Re: Proposed Infoset Addendum to SOAP Messages with Attachments

On Wed, 26 Mar 2003 09:36:47 -0800
"Martin Gudgin" <mgudgin@microsoft.com> wrote:
> Perhaps mandating the canonical rep defined by XML Schema[1] would help.

Has it been approved?  The supplied reference requires a login (which I could do, but is there a version approved by the schema WG?).

The supplied errata has at least three problems that I can see.

1) it states that processors cannot enforce line-length limit, and then gives productions that require enforcement of line-length limits.

2) it states that whitespace is permitted, but only LF is included in the productions; therefore, a processor implementor could assume that no other whitespace is permitted.

3) it is not clear what the length calculation at the bottom is for, why one would perform it, or who cares (is it facet-related?  Why would the length facet care about the length of the decoded stream, which this algorithm seems to require?).

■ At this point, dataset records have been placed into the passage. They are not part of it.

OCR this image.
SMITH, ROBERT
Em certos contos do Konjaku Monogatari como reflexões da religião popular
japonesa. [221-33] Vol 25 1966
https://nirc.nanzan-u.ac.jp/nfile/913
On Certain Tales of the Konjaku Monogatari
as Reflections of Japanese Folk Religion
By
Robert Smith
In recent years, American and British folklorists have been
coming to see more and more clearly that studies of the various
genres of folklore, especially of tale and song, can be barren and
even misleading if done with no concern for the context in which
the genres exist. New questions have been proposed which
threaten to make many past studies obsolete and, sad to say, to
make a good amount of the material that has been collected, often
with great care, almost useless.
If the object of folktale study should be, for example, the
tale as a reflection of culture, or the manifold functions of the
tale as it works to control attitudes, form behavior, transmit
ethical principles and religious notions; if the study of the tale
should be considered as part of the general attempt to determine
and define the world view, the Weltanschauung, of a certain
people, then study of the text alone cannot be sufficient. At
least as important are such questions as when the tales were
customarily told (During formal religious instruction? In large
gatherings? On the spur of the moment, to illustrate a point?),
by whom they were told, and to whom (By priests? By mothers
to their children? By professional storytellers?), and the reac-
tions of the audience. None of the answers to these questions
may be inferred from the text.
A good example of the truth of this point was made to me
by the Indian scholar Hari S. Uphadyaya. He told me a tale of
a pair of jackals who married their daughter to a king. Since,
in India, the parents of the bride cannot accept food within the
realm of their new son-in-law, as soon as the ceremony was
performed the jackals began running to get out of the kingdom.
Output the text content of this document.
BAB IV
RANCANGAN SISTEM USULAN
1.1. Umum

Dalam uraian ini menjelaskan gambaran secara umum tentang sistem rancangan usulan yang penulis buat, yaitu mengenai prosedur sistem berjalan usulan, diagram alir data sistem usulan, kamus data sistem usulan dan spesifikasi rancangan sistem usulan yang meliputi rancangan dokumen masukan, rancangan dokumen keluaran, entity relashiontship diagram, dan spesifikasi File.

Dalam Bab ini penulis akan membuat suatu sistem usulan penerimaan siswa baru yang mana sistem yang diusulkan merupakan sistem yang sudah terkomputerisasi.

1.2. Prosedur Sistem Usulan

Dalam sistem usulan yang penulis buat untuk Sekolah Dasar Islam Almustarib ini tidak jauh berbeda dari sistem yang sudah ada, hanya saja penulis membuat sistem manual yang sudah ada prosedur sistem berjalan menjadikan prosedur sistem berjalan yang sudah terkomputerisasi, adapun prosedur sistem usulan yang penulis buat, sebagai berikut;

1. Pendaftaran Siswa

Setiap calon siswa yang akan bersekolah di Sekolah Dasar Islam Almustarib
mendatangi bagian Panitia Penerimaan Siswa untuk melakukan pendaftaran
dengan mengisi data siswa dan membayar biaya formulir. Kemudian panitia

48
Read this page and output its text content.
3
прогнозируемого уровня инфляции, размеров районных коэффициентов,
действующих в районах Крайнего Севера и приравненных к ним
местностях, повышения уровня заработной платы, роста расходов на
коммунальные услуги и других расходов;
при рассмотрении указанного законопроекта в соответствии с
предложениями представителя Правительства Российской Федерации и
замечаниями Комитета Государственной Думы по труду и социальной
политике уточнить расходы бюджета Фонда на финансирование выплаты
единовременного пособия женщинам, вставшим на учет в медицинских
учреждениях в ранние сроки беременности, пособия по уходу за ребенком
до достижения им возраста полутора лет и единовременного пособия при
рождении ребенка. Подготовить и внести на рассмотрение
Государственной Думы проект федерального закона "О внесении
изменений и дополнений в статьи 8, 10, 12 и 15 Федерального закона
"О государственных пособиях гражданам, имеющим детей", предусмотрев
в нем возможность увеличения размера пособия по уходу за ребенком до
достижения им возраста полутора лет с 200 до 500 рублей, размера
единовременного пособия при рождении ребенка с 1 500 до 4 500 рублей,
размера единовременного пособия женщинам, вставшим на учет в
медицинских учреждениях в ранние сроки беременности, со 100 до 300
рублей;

oh, and 4) there's commentary, at the end, that mentions that RFC2045 explicitly calls out ASCII as the encoding, but the RFC explicitly states that any encoding that includes the 65 letters/symbols in its dictionary, plus space, CR, and LF, can use base64 encoding (notably including EBCDIC).  The statement that "decoding of base64binary data in an XML entity is to be performed on the [US-ASCII-compatible] Unicode characters obtained after character encoding processing as specified by XML 1.0." is wrong-headed, at best (it requires the transcoding step, which may be highly inappropriate; a number of processors will then "inflate" the information into characters defined as sixteen bit entities, and will then proceed to throw away 5/8 of the memory allocated, not 1/4).

> The current C14N algorithms for xmldsig all assume a UTF-8 encoding (
> AFAIR ) so some of the above concerns are mitigated, I think.

Assume, or require?

> Agreed. We need to be more specific.

Please.

Amy!
-- 
Amelia A. Lewis
Architect, TIBCO/Extensibility, Inc.